Auto-ingest as a background job
When I'm working in a code repo, anything worth preserving gets dropped as a "passive capture" — a rough note at $WIKI_VAULT/raw/[domain]/[project]/YYYY-MM-DD-session.md. Frontmatter says ingested: false. The note can be sloppy; it's not the final form.
A hook (auto-ingest.sh) runs on SessionStart, PostCompact, and SubagentStop. It checks for any markdown files with ingested: false, acquires a lockfile, then spawns a background Claude session with --dangerously-skip-permissions and --print to process the raw notes per the wiki's ingest rules. The hook exits in milliseconds. The actual ingest runs detached.
PENDING=$(grep -rl "^ingested: false" "$WIKI_VAULT/raw/" --include="*.md" 2>/dev/null | wc -l | tr -d ' ')
[ "$PENDING" -eq 0 ] && exit 0
The ingest moves raw files to archive/, flips the ingested flag, updates the relevant wiki page(s), and maintains bidirectional links between source notes and curated pages. It's an autonomous AI workflow that processes notes while I sleep....most of the time. Sometimes the daily-log-sweep cron picks up notes the hook missed.
This is the part most "how to use AI" guides miss. The value isn't in any single AI conversation. The value is in the system that captures what mattered from each conversation and makes it findable later.
Where I trust it autonomously
The portfolio repo has a .claude/agents/ directory with seven autonomous review agents — security audit, performance review, architecture review, API quality, frontend quality, test coverage, dependency health. They run on every PR via GitHub Actions. They open issues tagged agent-fleet when they find things.
I trust them more than I trust an interactive session for the same work. Not because they're smarter — they're not — but because the contract is constrained:
- They can only read the repo.
- They can only post comments and open issues.
- They run on every PR, not on demand.
- Output is reviewed before any action is taken.

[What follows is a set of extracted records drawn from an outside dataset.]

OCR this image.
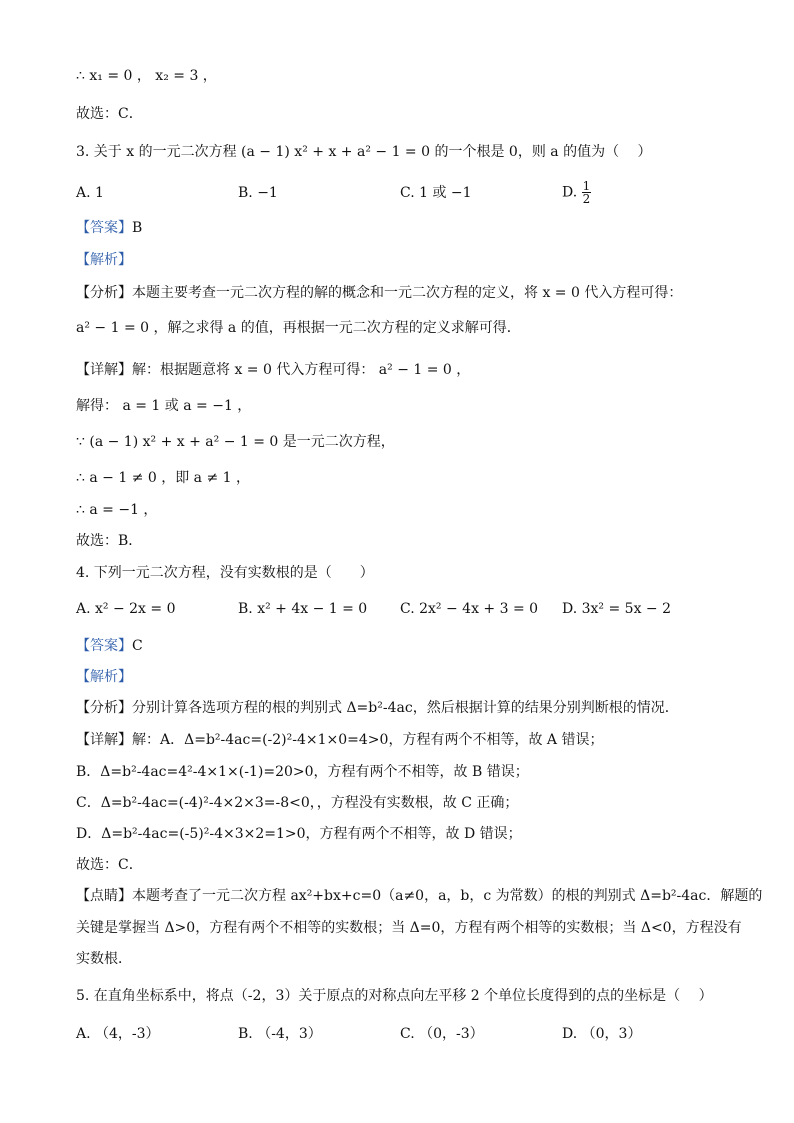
∴ x₁ = 0 ， x₂ = 3 ，
故选：C．
3. 关于 x 的一元二次方程 (a − 1) x² + x + a² − 1 = 0 的一个根是 0，则 a 的值为（　 ）
A. 1	B. −1	C. 1 或 −1	D. $\frac{1}{2}$
【答案】B
【解析】
【分析】本题主要考查一元二次方程的解的概念和一元二次方程的定义，将 x = 0 代入方程可得：
a² − 1 = 0 ，解之求得 a 的值，再根据一元二次方程的定义求解可得．
【详解】解：根据题意将 x = 0 代入方程可得： a² − 1 = 0 ，
解得： a = 1 或 a = −1 ，
∵ (a − 1) x² + x + a² − 1 = 0 是一元二次方程，
∴ a − 1 ≠ 0 ，即 a ≠ 1 ，
∴ a = −1 ，
故选：B．
4. 下列一元二次方程，没有实数根的是（　　）
A. x² − 2x = 0	B. x² + 4x − 1 = 0 C. 2x² − 4x + 3 = 0 D. 3x² = 5x − 2
【答案】C
【解析】
【分析】分别计算各选项方程的根的判别式 Δ=b²-4ac，然后根据计算的结果分别判断根的情况．
【详解】解：A．Δ=b²-4ac=(-2)²-4×1×0=4>0，方程有两个不相等，故 A 错误；
B．Δ=b²-4ac=4²-4×1×(-1)=20>0，方程有两个不相等，故 B 错误；
C．Δ=b²-4ac=(-4)²-4×2×3=-8<0，，方程没有实数根，故 C 正确；
D．Δ=b²-4ac=(-5)²-4×3×2=1>0，方程有两个不相等，故 D 错误；
故选：C．
【点睛】本题考查了一元二次方程 ax²+bx+c=0（a≠0，a，b，c 为常数）的根的判别式 Δ=b²-4ac．解题的
关键是掌握当 Δ>0，方程有两个不相等的实数根；当 Δ=0，方程有两个相等的实数根；当 Δ<0，方程没有
实数根．
5. 在直角坐标系中，将点（-2，3）关于原点的对称点向左平移 2 个单位长度得到的点的坐标是（　 ）
A. （4，-3）	B. （-4，3）	C. （0，-3）	D. （0，3）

The dependency-health agent has the most authority — it can auto-merge safe patch and minor bumps if tests pass. Everything else is read-only or comment-only. The blast radius of "this agent did something dumb" is "I close an issue."
The reason this works is that the rest of the system is pre-built. The skill files tell the agents what to look for. CI gives them a sandbox. The PR review is the human checkpoint. The agents themselves are the most replaceable part — I could swap models tomorrow and the workflow keeps running.

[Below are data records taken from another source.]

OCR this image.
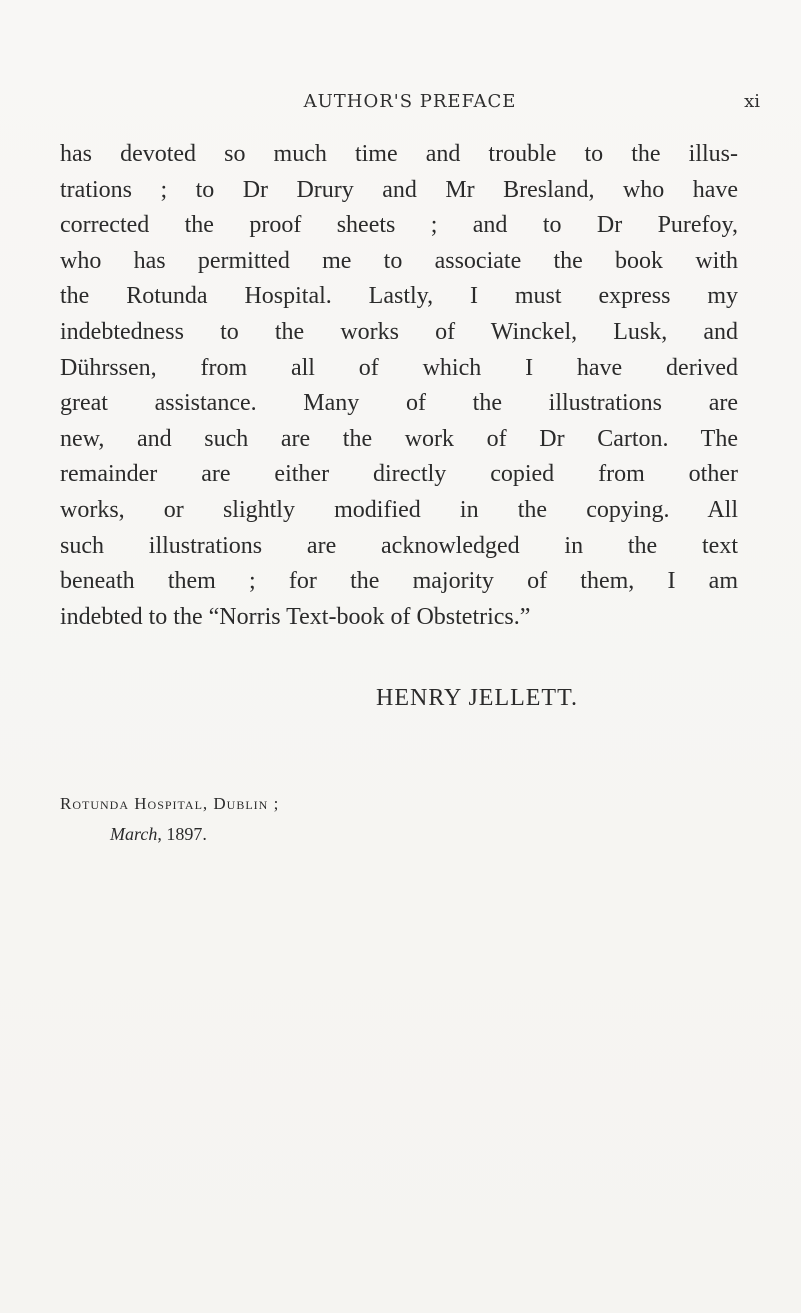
AUTHOR'S PREFACE	xi
has devoted so much time and trouble to the illus-
trations ; to Dr Drury and Mr Bresland, who have
corrected the proof sheets ; and to Dr Purefoy,
who has permitted me to associate the book with
the Rotunda Hospital. Lastly, I must express my
indebtedness to the works of Winckel, Lusk, and
Dührssen, from all of which I have derived
great assistance. Many of the illustrations are
new, and such are the work of Dr Carton. The
remainder are either directly copied from other
works, or slightly modified in the copying. All
such illustrations are acknowledged in the text
beneath them ; for the majority of them, I am
indebted to the “Norris Text-book of Obstetrics.”
HENRY JELLETT.
Rotunda Hospital, Dublin ;
March, 1897.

That's the inversion that took me longest to get to: the AI isn't the workflow. The AI is a node in the workflow. The scaffolding is what gives it leverage.
What I won't let it do (yet)
A short list of things I still don't trust it for:
- Anything that sends external messages. Cover letters get generated, but I send them. Emails get drafted, not sent. Slack posts get suggested, not posted.

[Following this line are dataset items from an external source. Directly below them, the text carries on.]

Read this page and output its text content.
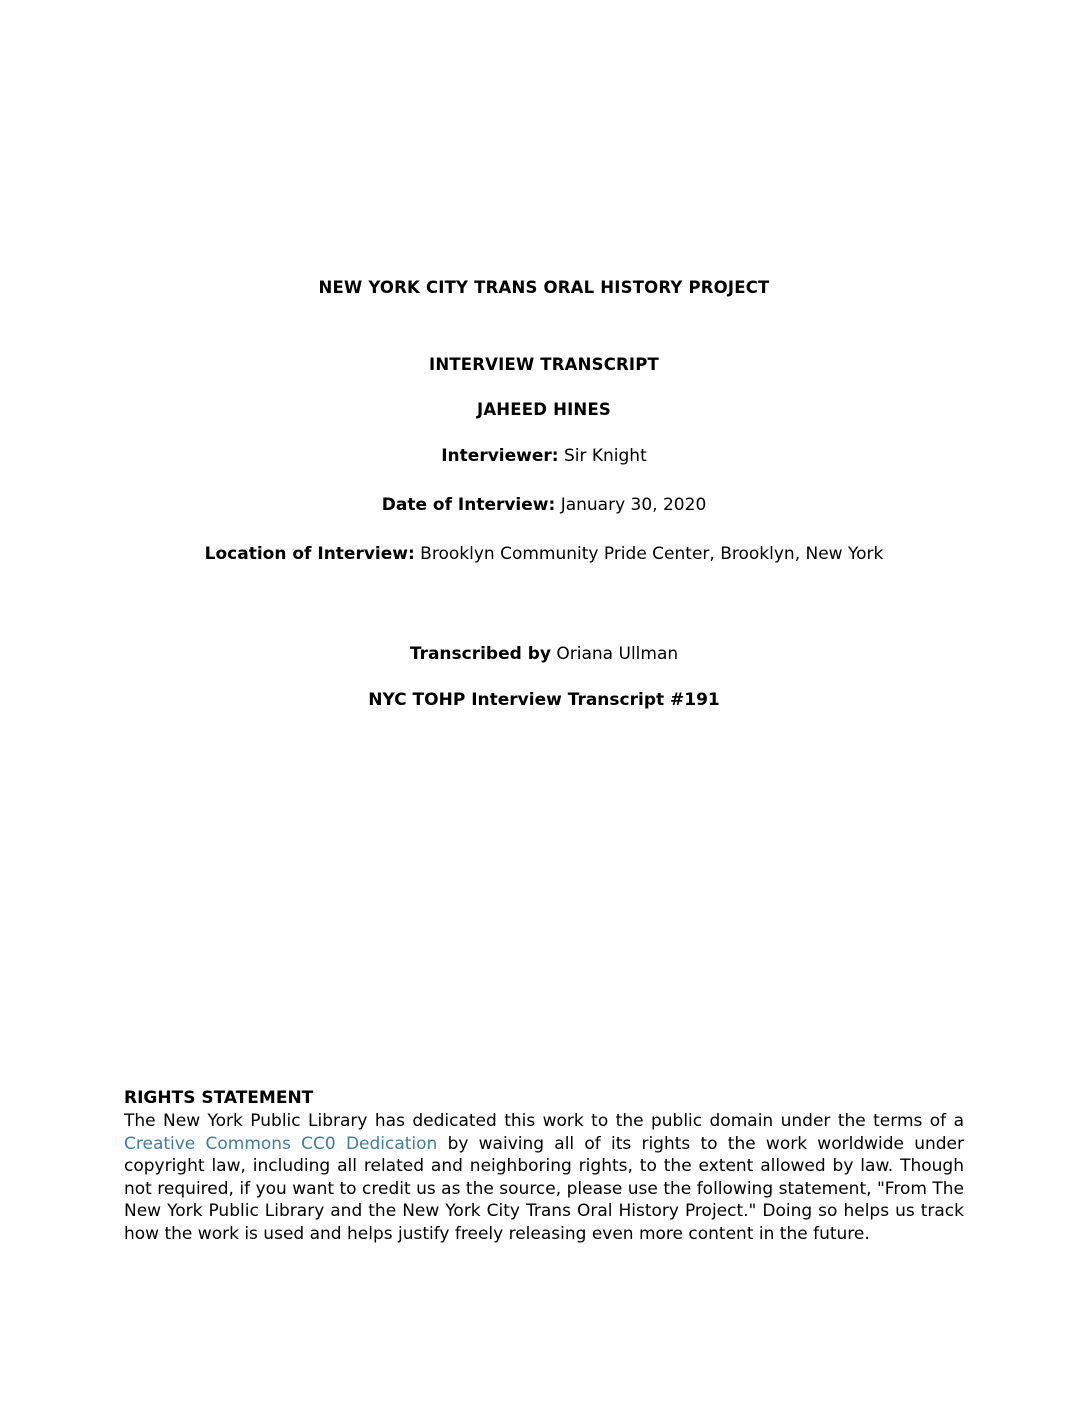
NEW YORK CITY TRANS ORAL HISTORY PROJECT

INTERVIEW TRANSCRIPT

JAHEED HINES

Interviewer: Sir Knight

Date of Interview: January 30, 2020

Location of Interview: Brooklyn Community Pride Center, Brooklyn, New York

Transcribed by Oriana Ullman

NYC TOHP Interview Transcript #191

RIGHTS STATEMENT

The New York Public Library has dedicated this work to the public domain under the terms of a Creative Commons CC0 Dedication by waiving all of its rights to the work worldwide under copyright law, including all related and neighboring rights, to the extent allowed by law. Though not required, if you want to credit us as the source, please use the following statement, "From The New York Public Library and the New York City Trans Oral History Project." Doing so helps us track how the work is used and helps justify freely releasing even more content in the future.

- Anything irreversible. Deleting files, dropping rows, force-pushing,
terraform destroy. The agent fleet can comment on aterraform plan; it doesn't runterraform apply. - Anything that costs money beyond a budget cap. Per-key spending limits live on the AI's own API keys, not mine.
- Production code in a client repo. Internal exploration, ideation, refactoring drafts — fine. Direct commits — no. What I push goes through me and through a PR review.
The "(yet)" matters. These aren't permanent boundaries. They're the boundaries where the marginal value of automating them is still less than the marginal cost of one bad call. As the systems around the AI get tighter — better diff review, better verification gates, better rollback paths — the line moves.
AI is a tool. That's it.
The work is building the scaffolding around it so it can't do too much harm and can do the things you've already figured out, the same way, every time.
Most of what people call "AI workflow" is just workflow with an AI in it. The workflow part is doing the work.